Dengan itu di pikiran, Melisa telah berlatih yang dia ketahui dengan sangat intensif, dan dia memastikan menggambar tanda sihir di udara dengan sangat perlahan saat ini.
[Ini, ini, dan... Ucapkan kata-katanya... Voila!]
Sihir itu aktif.
Javir mundur.
"Kamu... Kamu melakukannya," katanya pelan.
"Iya, aku melakukannya, bukan?"
[Mantap! Ayo, aku kan anak 9 tahun yang paling keren yang pernah kamu lihat, akuilah!]

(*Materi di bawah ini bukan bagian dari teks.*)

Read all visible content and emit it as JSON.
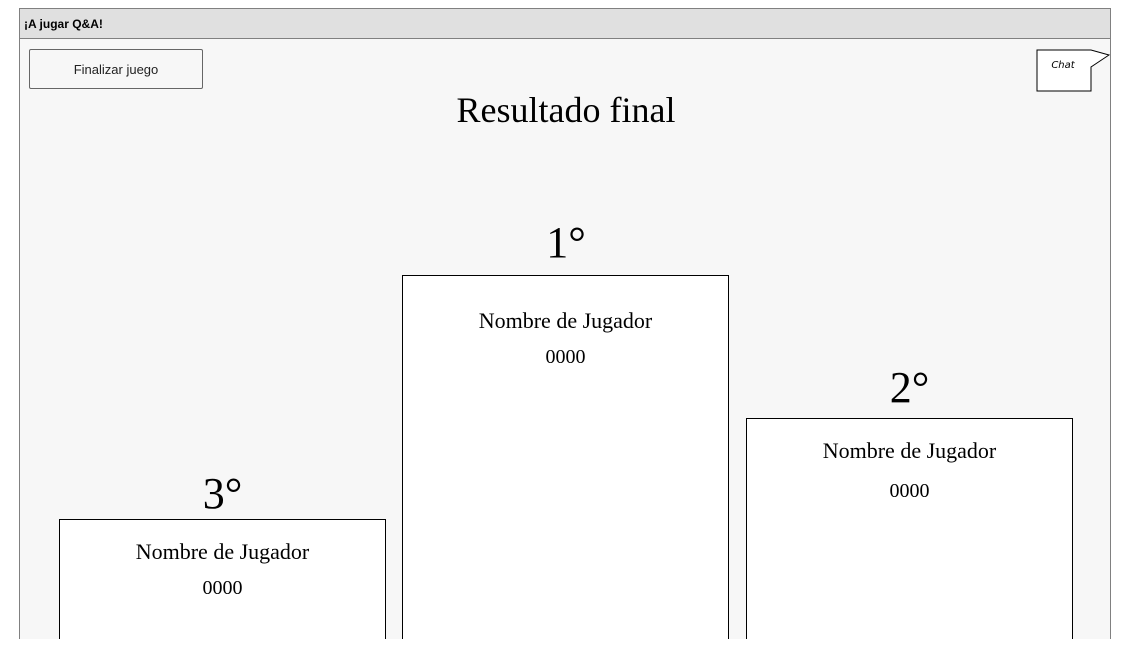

"Jadi, ya," kata Melisa. "Aku bisa melakukan itu."
Dan, dengan itu, dia melanjutkan urusannya dan pergi membeli gulungan mantra.

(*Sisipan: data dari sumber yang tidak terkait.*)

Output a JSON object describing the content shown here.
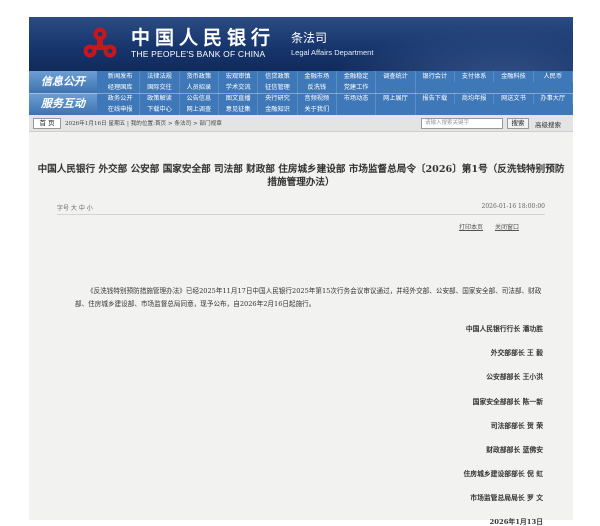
{
  "header": {
    "bank_name_cn": "中国人民银行",
    "bank_name_en": "THE PEOPLE'S BANK OF CHINA",
    "dept_cn": "条法司",
    "dept_en": "Legal Affairs Department"
  },
  "nav": {
    "group1_label": "信息公开",
    "group2_label": "服务互动",
    "row1": [
      "新闻发布",
      "法律法规",
      "货币政策",
      "宏观审慎",
      "信贷政策",
      "金融市场",
      "金融稳定",
      "调查统计",
      "银行会计",
      "支付体系",
      "金融科技",
      "人民币",
      "经理国库",
      "国际交往",
      "人员招录",
      "学术交流",
      "征信管理",
      "反洗钱",
      "党建工作",
      ""
    ],
    "row2": [
      "政务公开",
      "政策解读",
      "公告信息",
      "图文直播",
      "央行研究",
      "音频视频",
      "市场动态",
      "网上展厅",
      "报告下载",
      "商均年报",
      "网送文书",
      "办事大厅",
      "在线申报",
      "下载中心",
      "网上调查",
      "意见征集",
      "金融知识",
      "关于我们",
      "",
      ""
    ]
  },
  "breadcrumb": {
    "home_label": "首 页",
    "path_text": "2026年1月16日 星期五 | 我的位置:首页 > 条法司 > 部门规章",
    "search_placeholder": "请输入搜索关键字",
    "search_button": "搜索",
    "advanced_search": "高级搜索"
  },
  "article": {
    "title": "中国人民银行 外交部 公安部 国家安全部 司法部 财政部 住房城乡建设部 市场监督总局令〔2026〕第1号（反洗钱特别预防措施管理办法）",
    "font_size_label": "字号 大 中 小",
    "date": "2026-01-16 18:00:00",
    "print_label": "打印本页",
    "close_label": "关闭窗口",
    "body": "《反洗钱特别预防措施管理办法》已经2025年11月17日中国人民银行2025年第15次行务会议审议通过，并经外交部、公安部、国家安全部、司法部、财政部、住房城乡建设部、市场监督总局同意，现予公布，自2026年2月16日起施行。",
    "signatures": [
      "中国人民银行行长  潘功胜",
      "外交部部长  王 毅",
      "公安部部长  王小洪",
      "国家安全部部长  陈一新",
      "司法部部长  贺 荣",
      "财政部部长  蓝佛安",
      "住房城乡建设部部长  倪 虹",
      "市场监管总局局长  罗 文",
      "2026年1月13日"
    ]
  },
  "colors": {
    "header_bg": "#17366d",
    "nav_bg": "#3f78b8",
    "logo_red": "#c8161d"
  }
}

Tapi ketika Melisa hendak mengambil dompet koinnya, Javir kembali berbicara, kata-katanya mengirimkan gelombang keterkejutan ke sistem Melisa.
"Ngomong-ngomong, jika kamu ingin belajar lebih banyak tentang sihir, aku bisa menunjukkan satu atau dua hal."
Melisa menoleh sekilas.
"Apa?"
Javir mencondongkan tubuhnya di atas bahu Melisa, melihat gulungan mantra yang hendak dibelinya.

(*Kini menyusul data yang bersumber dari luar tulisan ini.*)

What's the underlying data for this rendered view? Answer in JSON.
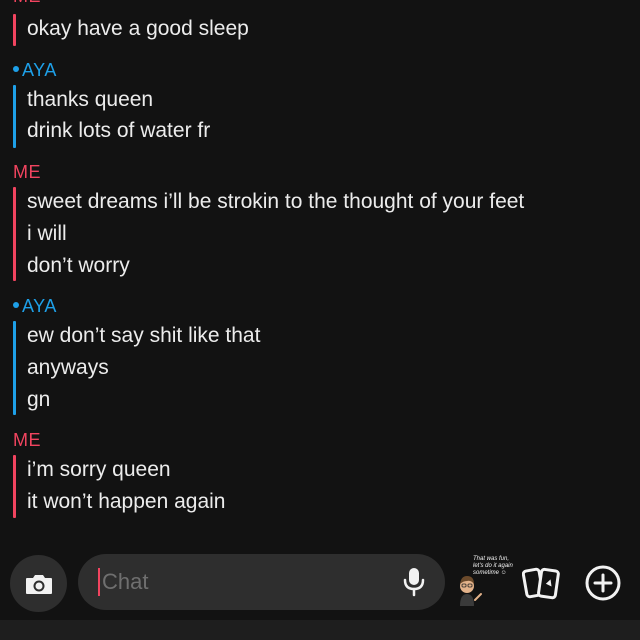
{
  "conversation": {
    "top_sender": "ME",
    "top_message": "okay have a good sleep",
    "groups": [
      {
        "sender": "AYA",
        "messages": [
          "thanks queen",
          "drink lots of water fr"
        ]
      },
      {
        "sender": "ME",
        "messages": [
          "sweet dreams i’ll be strokin to the thought of your feet",
          "i will",
          "don’t worry"
        ]
      },
      {
        "sender": "AYA",
        "messages": [
          "ew don’t say shit like that",
          "anyways",
          "gn"
        ]
      },
      {
        "sender": "ME",
        "messages": [
          "i’m sorry queen",
          "it won’t happen again"
        ]
      }
    ]
  },
  "composer": {
    "placeholder": "Chat",
    "bitmoji_caption": [
      "That was fun,",
      "let's do it again",
      "sometime ☺"
    ]
  },
  "colors": {
    "me_accent": "#f1445f",
    "friend_accent": "#1ea0e8",
    "background": "#121212",
    "input_background": "#2e2e2e",
    "message_text": "#ececec"
  },
  "icons": {
    "camera": "camera-icon",
    "mic": "microphone-icon",
    "bitmoji": "bitmoji-sticker-icon",
    "cards": "cards-icon",
    "plus": "plus-circle-icon"
  }
}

"Badai Es. Kemampuan yang sangat andal. Aku sendiri sudah menggunakannya beberapa kali. Bagaimana?" Dia bertanya. "Mau aku menjadi tutormu?"
Melisa tidak bisa memahami apa yang sedang terjadi.
[... Apakah dia serius? Apakah dia benar-benar menawarkan untuk mengajari aku? Seperti, pelajaran privat satu lawan satu? Serius?]
Dia mencoba terlihat tenang, tapi suaranya keluar seperti bergetar tak terkendali.
"B-Benarkah? Kamu akan melakukan itu? Untukku?"
Javir mengangkat bahu dengan senyum kecil.
"Kenapa tidak? Atau, apakah kamu sudah punya guru?"
"N-Tidak, aku tidak punya."
"Jadi, apa kata kamu?" Javir membungkuk, menempatkan dirinya sejajar dengan tatapan Melisa. "Mau belajar satu atau dua hal?"
Hati Melisa berdebar kencang.
[Ini dia! Ini kesempatanku untuk belajar dari seorang penyihir sejati! A-Apakah keberuntunganku berubah? Apakah aku menjadi protagonis!?]
Dia mengangguk dengan semangat, praktis melompat-lompat kegirangan.
"Ya! Ya, aku sangat ingin itu! Kapan kita bisa memulai? Ke mana kita harus pergi? Apakah aku harus membawa sesuatu? Oh, aku sebaiknya memberi tahu orang tuaku, mereka mungkin khawatir jika aku tiba-tiba menghilang, tapi aku yakin mereka akan mengerti, ini adalah kesempatan sekali dalam seumur hidup dan-"
Javir tertawa, mengangkat tangannya untuk menghentikan deru kata-kata Melisa.
"Whoa, santai dulu, nak! Satu langkah setiap saat. Mari kita mulai dengan perkenalan dan kita lihat nanti, oke?"
Melisa memerah, menyadari bahwa dia terlalu terbawa suasana.
"Benar, maaf. Namaku Melisa. Melisa Blackflame. Dan aku siap untuk belajar segala yang bisa kamu ajarkan padaku!"
Dia mengulurkan tangannya, tersenyum lebar dari telinga ke telinga.
Javir melakukan hal yang sama.
"Namaku Javir dari House Folden. Senang berkenalan."